This repository contains the Minimal code for running inference associated with EV-FuseMODNet: Moving object detection using the fusion of event camera and frame camera. The training part will be released later.
Moving object detection is a crucial task for autonomous vehicles. Indeed, dynamic objects represent higher collision risk than static ones, so the trajectories of the vehicles must be planned according to the motion forecasting of the moving participants of the scene. For the traditional frame-based cameras, images can provide accumulated pixel brightness without temporal information between them. The optical flow computation is used as the inter-frame motion information.
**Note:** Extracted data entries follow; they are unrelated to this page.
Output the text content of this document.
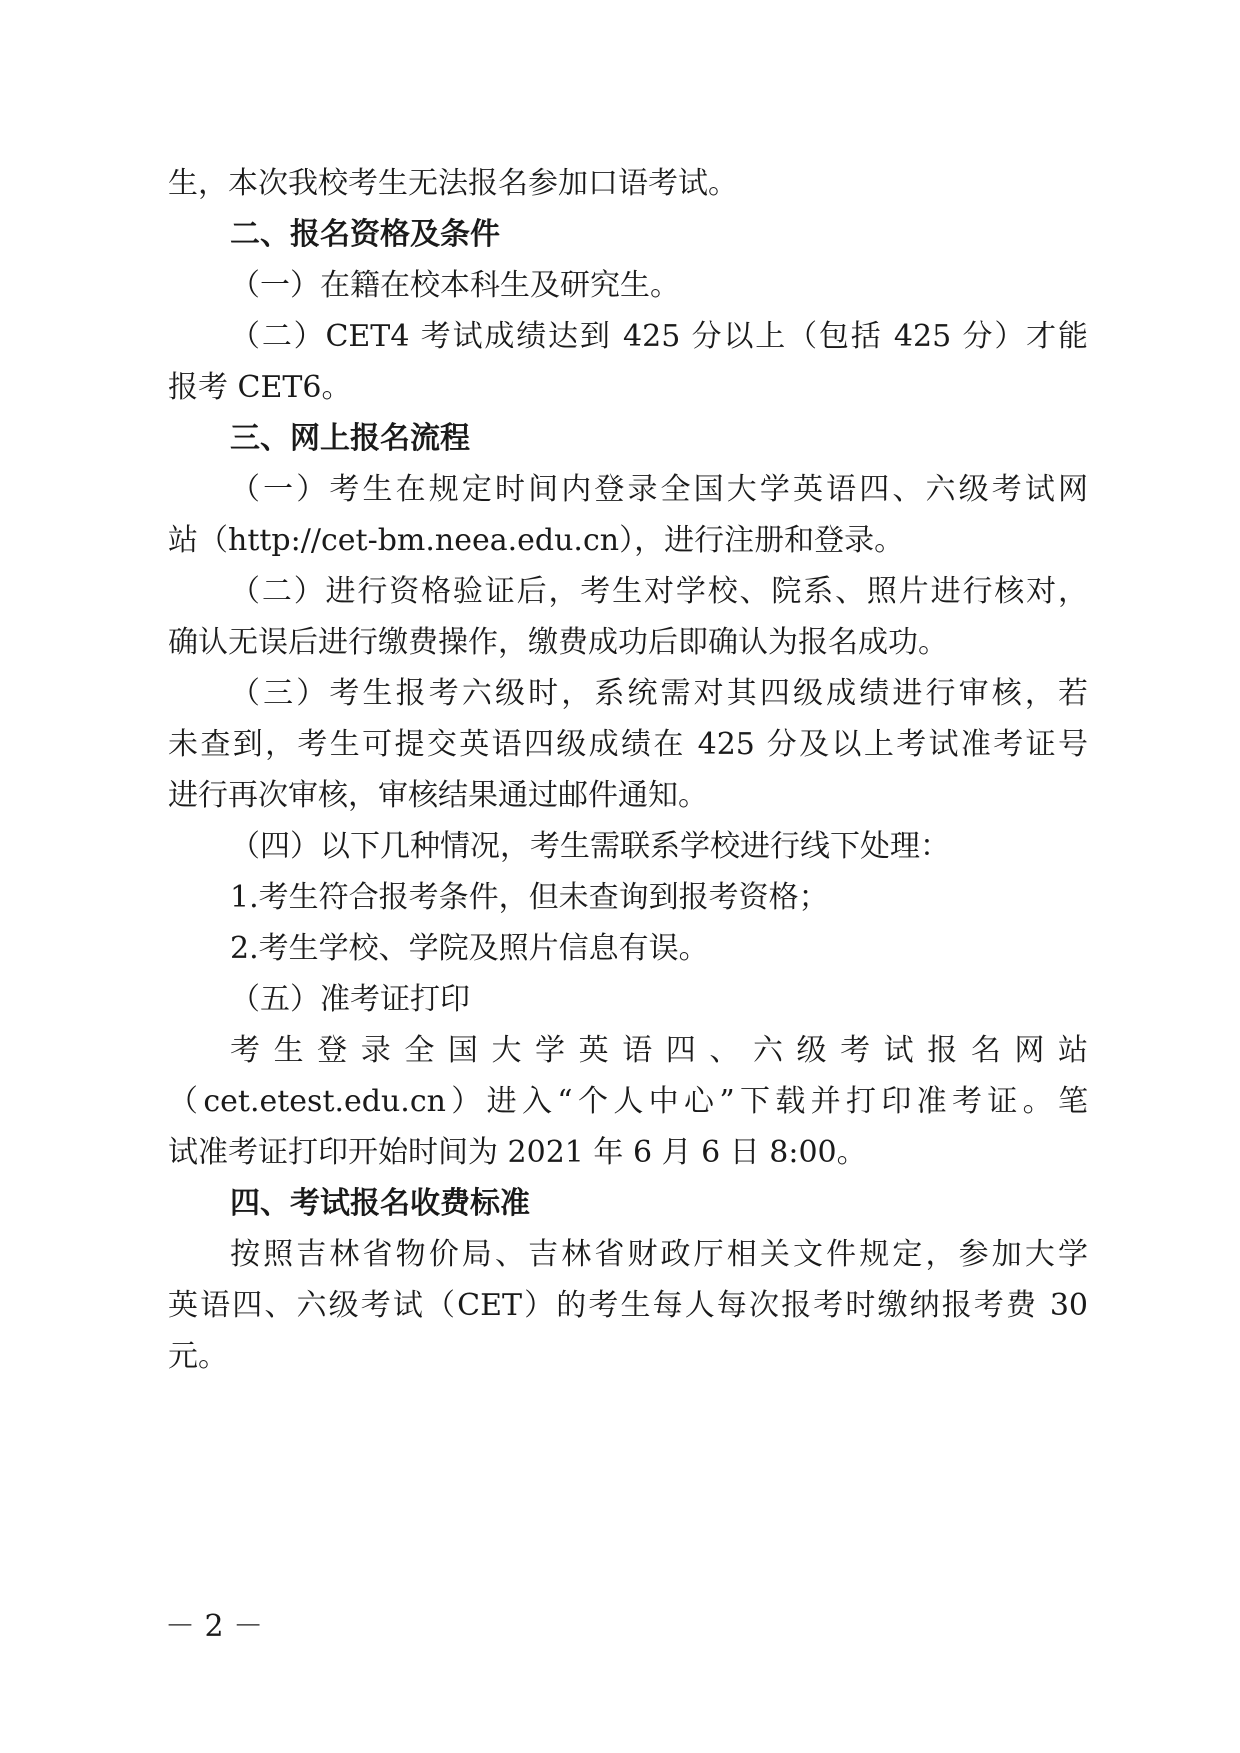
生，本次我校考生无法报名参加口语考试。
二、报名资格及条件
（一）在籍在校本科生及研究生。
（二）CET4 考试成绩达到 425 分以上（包括 425 分）才能
报考 CET6。
三、网上报名流程
（一）考生在规定时间内登录全国大学英语四、六级考试网
站（http://cet-bm.neea.edu.cn），进行注册和登录。
（二）进行资格验证后，考生对学校、院系、照片进行核对，
确认无误后进行缴费操作，缴费成功后即确认为报名成功。
（三）考生报考六级时，系统需对其四级成绩进行审核，若
未查到，考生可提交英语四级成绩在 425 分及以上考试准考证号
进行再次审核，审核结果通过邮件通知。
（四）以下几种情况，考生需联系学校进行线下处理：
1.考生符合报考条件，但未查询到报考资格；
2.考生学校、学院及照片信息有误。
（五）准考证打印
考生登录全国大学英语四、六级考试报名网站
（cet.etest.edu.cn）进入“个人中心”下载并打印准考证。笔
试准考证打印开始时间为 2021 年 6 月 6 日 8:00。
四、考试报名收费标准
按照吉林省物价局、吉林省财政厅相关文件规定，参加大学
英语四、六级考试（CET）的考生每人每次报考时缴纳报考费 30
元。
－ 2 －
Interestingly, event-based camera can preserve the motion information by delivering the precise timestamp of each asynchronous event data, which is more suitable for the motion analysis. Also, the event-based cameras' high temporal resolution and high dynamic range allow them to work in fast motion and extreme light scenarios. In this work, we propose a new Deep Neural Network, called EV-FuseMODNet for Moving Object Detection (MOD) that captures motion and appearance information from both event-based and frame-based cameras. The proposed method has been evaluated with the extended KittiMoSeg dataset and the generated dark KITTI sequence. An overall 27.5% relative improvement on the extended KittiMoSeg dataset compared to the state-of-the-art approaches has been achieved.
The extended KittiMoSeg dataset can be found here.
Download the motion masks files from the above link and their respective raw sequence from KITTI.
The datasets are prepared in the datasets/KITTI_MOD folder:
├── datasets
├── KITTI_MOD
├── val
├── dark
├── sequential_name1
├── '****.png'
├── '****.png'
├── sequential_name2
├── '****.png'
├── '****.png'
├── images
├── sequential_name
├── '****.png'
├── '****.png'
├── event_data
├── '****.npy'
├── '****.npy'
├── 'sequential_name'
├── '****.png'
├── '****.png'
├── event_data
├── '****.npy'
├── '****.npy'
├── mask
├── sequential_name1
├── '****.png'
├── '****.png'
├── sequential_name2
├── '****.png'
├── '****.png'
├── training
├── dark
├── images
├── maskThe example dataset can be downloaded from here.
First following instruction in event camera simulator to generate the event data, the example command are.
python /home/user/sim_ws/src/rpg_esim/event_camera_simulator/esim_ros/scripts/generate_stamps_file.py -i "$directory" -r 30
rosrun esim_ros esim_node \
--data_source=2 \
--path_to_output_bag="$d"/out.bag \
--path_to_data_folder="$d" \
--ros_publisher_frame_rate=60 \
--exposure_time_ms=10.0 \
--use_log_image=1 \
--log_eps=0.1 \
--contrast_threshold_pos=0.15 \
--contrast_threshold_neg=0.15
Then use the following code to extract the generated ROS bag file.
python extract_davis_bag_files.py "$directory"/out.bag
At last, split the event data according to thier timestamp.
python split_coding_txt.py --save-dir "$directory"
The pretrained model can be found in /pretrained folder.
The basic syntax is:
python main.py -e --render --pretrained='checkpoint_path'
Parts of this code were derived from princeton-vl/RAFT and TimoStoff/events_contrast_maximization.